(With a positive development of the work there is the possibility of research funding.)
Despite various suggested approaches towards automated FCM-data analysis, there is no ready-to-use analysis tool available yet, which implements the complete FCM-data analysis pipeline, as described by Bashashati et al. (2009). Such a comprehensive tool would contain automated gating features along with data quality control, normalization, outlier removal and interpretation tasks. Hence, in the presented project, we plan to develop and practically validate such new diagnostic methodology for the clinical practice in patients with AML (see also FlowCLUSTER project website).
Identifying biologically meaningful cell sub-populations is essentially a clustering problem, however, standard clustering methods are impracticable, because size, shape and location of corresponding clusters may vary strongly between samples due to phenotypic differences, inter-laboratory variations, and variations which are inherent in the data acquisition process.
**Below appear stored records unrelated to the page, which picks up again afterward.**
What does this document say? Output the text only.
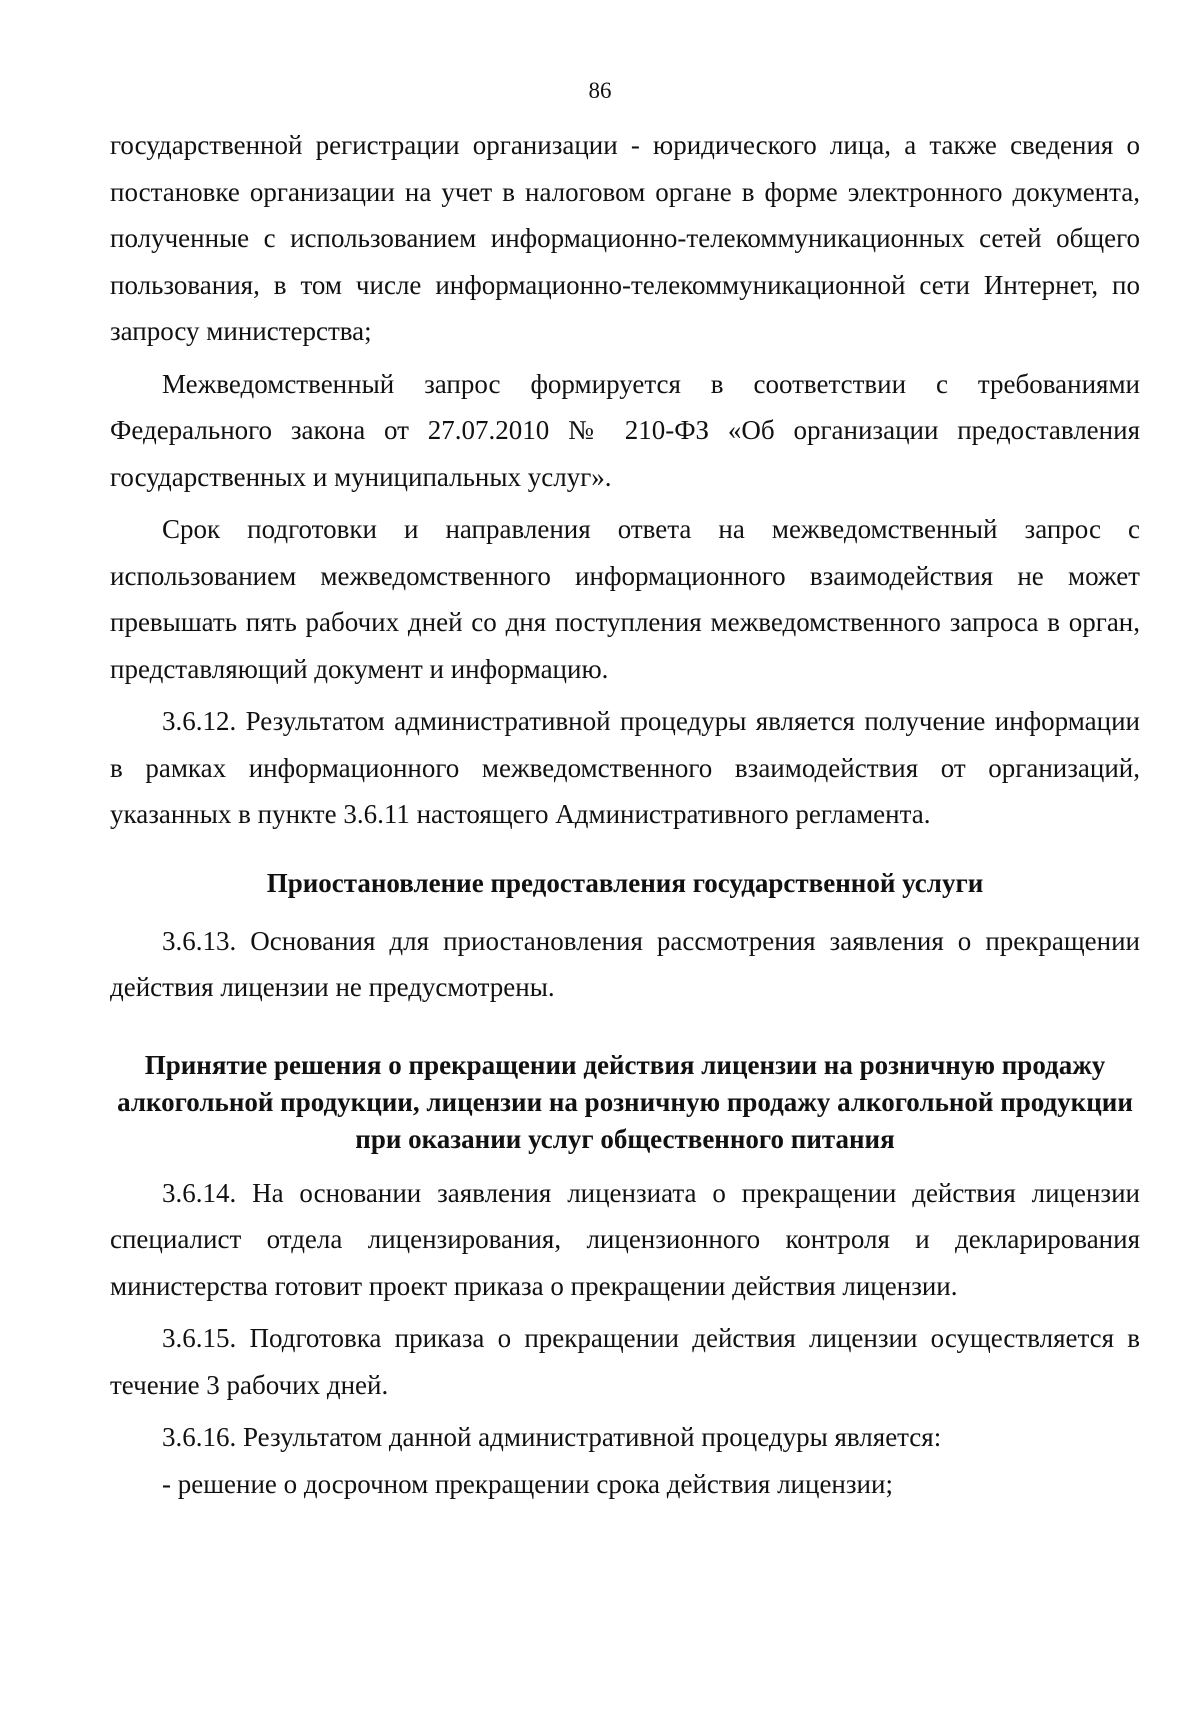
86

государственной регистрации организации - юридического лица, а также сведения о постановке организации на учет в налоговом органе в форме электронного документа, полученные с использованием информационно-телекоммуникационных сетей общего пользования, в том числе информационно-телекоммуникационной сети Интернет, по запросу министерства;

Межведомственный запрос формируется в соответствии с требованиями Федерального закона от 27.07.2010 № 210-ФЗ «Об организации предоставления государственных и муниципальных услуг».

Срок подготовки и направления ответа на межведомственный запрос с использованием межведомственного информационного взаимодействия не может превышать пять рабочих дней со дня поступления межведомственного запроса в орган, представляющий документ и информацию.

3.6.12. Результатом административной процедуры является получение информации в рамках информационного межведомственного взаимодействия от организаций, указанных в пункте 3.6.11 настоящего Административного регламента.

Приостановление предоставления государственной услуги

3.6.13. Основания для приостановления рассмотрения заявления о прекращении действия лицензии не предусмотрены.

Принятие решения о прекращении действия лицензии на розничную продажу алкогольной продукции, лицензии на розничную продажу алкогольной продукции при оказании услуг общественного питания

3.6.14. На основании заявления лицензиата о прекращении действия лицензии специалист отдела лицензирования, лицензионного контроля и декларирования министерства готовит проект приказа о прекращении действия лицензии.

3.6.15. Подготовка приказа о прекращении действия лицензии осуществляется в течение 3 рабочих дней.

3.6.16. Результатом данной административной процедуры является:

- решение о досрочном прекращении срока действия лицензии;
The following picture shows the hierarchical gating structure (selection of different type of cells based on the biological markers – staining) which is used in the context of AML:
Within the sister project AutoFLOW an automated gating procedure for Acute Lymphblastic Leukeamia (ALL) is being developed (see AutoFLOW). The difference to AML is on the one hand the used staining (markers) and the “biological variation”. The challenge within the automated gating is to detect even small leukaemic populations (~10-20 leukaemic cells) among 300.000 up to 1.000.000 cells.
Provide motivated solutions to approach the problem, compare the proposed method against the state of the art. Thus, the tasks are as follows:
- Creation of training and evaluation data set: Merging all files of similar cell subsets of the first training data-set to give cumulative data “clouds”.
- Implementation of different automatic gating methods.
- Application of methods to choose the suitable algorithmic parameter as well as choosing optimal modelling parameters to train the applied classification method;
- Evaluation and comparison of the results using the different methods, as compared to expert results.
One goal is to adapt the developed method of the AutoFLOW project to AML. There, a probabilistic model is used, where each new sample is reconstructed by artificial reference samples, which are represented by Gaussian Mixture Models (GMM). The artificial samples are calculated from a training set by non-negative matrix factorization leading to a lower dimensional feature space. A Bayes decision is done to assign each observation to one of the specified sub-populations in the training set.
It should be evaluated, if the developed approach can be applied for AML.
- Literature research on existing methods for MRD determination
- Get familiar with FCM data
- Get familiar with the current Framework for AML (R)
- Development and evaluation of the system
- Written thesis (in English) and final presentation
- K. Lo, R. Brinkman and R. Gottardo, Automated gating of flow cytometry data via robust model based clustering, Cytometry Part A, 73(4): 321-332.
- Bashashati and R. Brinkman, A survey of flow cytometry data analysis methods, Advances in Bioinformatics, Article ID 584603, pp.1-19, 2009.
- N. Aghaeepour, G. Finak, H. Hoos, T. R. Mosmann, R. Brinkman, R. Gottardo, and R. H. Scheuermann, Critical assessment of automated flow cytometry data analysis techniques, Nature Methods, vol. 10, no. 3, pp. 228–238, Mar. 2013.
- M. Reiter, J. Hoffmann, F. Kleber, A. Schumich, G. Peter, F. Kromp, M. Kampel and M. Dworzak, Towards automation of flow cytometric analysis for quality-assured follow-up assessment to guide curative therapy for ALL in children , In memo – magazine of european medical oncology, 7(4), pp. 219-226, Dec, 2014. Journal Article.